Stack History: A Timeline of Pinterest’s Tech Stack Evolution by StackShare

pinterest tech stack stackshare timeline decisions 12 |  Uncategorized | infrasture developmentPinterest now has 335 million Monthly Active Users with more than 200 billion Pins across more than 4 billion boards. It’s hard to believe that Pinterest started out as a small site with a few thousand users back in 2009. But their initial tech stack is part of the company’s DNA and is still around in some form today. Many know Pinterest as a Python shop, but there’s far more to the story. Since early on they’ve had to deal with scaling their site to keep up with their rapid growth.

Over time their data infrastructure and machine learning capabilities became their strongest assets as they scaled to recommending over 4 billion ideas to over 250 million users in 2018. This stack timeline tells a story of one of the fastest growing consumer software companies in history. Find out how they scaled from 0 to billions of pins and inspired hundreds of millions to be more creative.

How we did it

We synthesized dozens of sources (most of which are available on Pinterest’s new Company Engineering Profile) from YouTube, community sites, and Pinterest’s Engineering blog. Each Stack Decision has a link to the original source content if you want to dive in deeper into any of the decisions.

The original Pinterest tech stack

Pinterest was founded in 2009, and the site launched in closed beta in March 2010. Marty Weiner, Founding Engineer at Pinterest, gave a tech talk where he outlined their initial tech stack which was cobbled together by the 3 founders which was Python, MySQL, and the intial site was hosted on Rackspace.

GOTO 2014 • Scaling Pinterest • Marty Weiner

Mar 2010

The early Pinterest tech stack

In 2011, Paul Sciarra, Co-founder of Pinterest, shared details on their initial tech stack at the time: > We use python + heavily-modified Django at the application layer. Tornado and (very selectively) node.js as web-servers. Memcached and membase / redis for object- and logical-caching, respectively. RabbitMQ as a message queue. Nginx, HAproxy and Varnish for static-delivery and load-balancing. Persistent data storage using MySQL. MrJob on EMR for map-reduce. Marty Weiner, Founding Engineer at Pinterest, also gave some more details on their tech stack early that year outlining more details on their early tech stack. He mentioned that they moved from Rackspace to Amazon Web Services:

GOTO 2014 • Scaling Pinterest • Marty Weiner

Aug 2011

Building User Typeahead for discovery

Using HBase as a storing solution, Pinterest embarked on a journey to improve its typeahead for better discovery thus solving the problem of a slow and unresponsive typeahead. With HBase in place, few things that improved considerably were speed, scalability, fault tolerance, and writeable. To tackle the challenge of Pinners with millions of followers, 2 kinds of schemas stored the contacts: wide schema and tall schema. The new typeahead implementation was markedly faster and registered increase in message sends.

Infrastructure priorities (Service Reliability, Developer Productivity and Infra Efficiency).

Aug 2014

Scaling past just databases

By 2013 Pinterest had reached significant scale and started to build out their data infrastructure. They spun up a search team, a spam team, web, mobile, growth, infrastructure and operations team.

GOTO 2014 • Scaling Pinterest • Marty Weiner

Oct 2014

Reading the right metrics using Pinalytics

Pinterest built Pinalytics to help employees analyze information quickly and absorb meaningful analytics more efficiently. The web application stack consisted of MySQL, SQLAlchemy and the Flask framework. The frontend had React for building user interface components with simple and interactive visualizations. With tools such as Metric Composer, Custom Reporting and Metric Computation built-in and a scalable analytics engine, teams at Pinterest were able to track relevant metrics and make fast decisions backed by data to improve the user experience.

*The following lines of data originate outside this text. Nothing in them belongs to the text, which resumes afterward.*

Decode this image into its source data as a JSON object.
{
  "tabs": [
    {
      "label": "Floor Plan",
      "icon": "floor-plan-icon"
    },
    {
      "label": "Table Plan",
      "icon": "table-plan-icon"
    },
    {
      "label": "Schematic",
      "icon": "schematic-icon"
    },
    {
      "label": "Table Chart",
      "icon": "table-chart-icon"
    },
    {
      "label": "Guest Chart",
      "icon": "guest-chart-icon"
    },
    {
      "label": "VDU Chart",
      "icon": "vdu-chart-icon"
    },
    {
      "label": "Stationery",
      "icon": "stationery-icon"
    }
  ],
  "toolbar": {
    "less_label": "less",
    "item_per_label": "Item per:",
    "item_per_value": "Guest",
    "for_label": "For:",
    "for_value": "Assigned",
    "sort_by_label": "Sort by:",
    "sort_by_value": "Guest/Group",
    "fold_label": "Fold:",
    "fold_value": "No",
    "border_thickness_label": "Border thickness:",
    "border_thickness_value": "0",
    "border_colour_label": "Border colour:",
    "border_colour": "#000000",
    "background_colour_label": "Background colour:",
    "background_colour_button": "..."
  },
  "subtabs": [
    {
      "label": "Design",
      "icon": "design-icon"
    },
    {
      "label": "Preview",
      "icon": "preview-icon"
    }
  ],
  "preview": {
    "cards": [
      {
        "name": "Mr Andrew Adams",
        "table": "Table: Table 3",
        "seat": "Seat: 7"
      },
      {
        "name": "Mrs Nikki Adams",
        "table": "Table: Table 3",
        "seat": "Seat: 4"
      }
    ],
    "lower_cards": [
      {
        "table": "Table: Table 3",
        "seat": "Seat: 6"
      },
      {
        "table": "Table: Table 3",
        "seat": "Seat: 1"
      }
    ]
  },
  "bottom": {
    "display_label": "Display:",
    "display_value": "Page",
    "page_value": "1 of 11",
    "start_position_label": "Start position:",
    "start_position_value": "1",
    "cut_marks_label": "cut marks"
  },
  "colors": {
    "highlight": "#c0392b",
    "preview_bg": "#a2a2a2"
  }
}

Infrastructure priorities (Service Reliability, Developer Productivity and Infra Efficiency).

Dec 2014

Building Bulk Editing with JavaScript and Transit

With the number of Pins in the Pinterest system growing to well over 30 billion, a top requested feature had been the ability to move a large number of Pins to another board and better manage them. This resulted in the use of JavaScript Promises and the JavaScript library Transit. Through Transit, they ran a function, and, upon completion, run other code without dealing with callbacks. They used promises to make calls to the API, and, upon success or failure, sent a message to a different module to tell it to enter or exit Bulk Edit mode. Transit let them run CSS animations from JavaScript and even allow them to chain animations together. This gave them fine-grained control over when different elements animate into and off of the page.

Jan 2015

MySQL improvements for more throughput

Starting in 2014, Pinterest made a number of improvements to the asynchronous job execution system. With some tweaks, 5X more throughput was achieved on the MySQL backend, which allowed over 2,000 enqueues per second with a single i2.2xl MySQL EC2 instance. Since MySQL offers higher durability with reliable replication, this change allowed to move all the workloads to MySQL and deprecate the use of the Redis backend. Pinterest also built a checkpointing feature to support long running jobs and complex workflows. In addition, a new dashboard was created acting as a one stop shop to view job status, debug job failures, lookup any job by ID or body text and a number of other features that were a delight to the users.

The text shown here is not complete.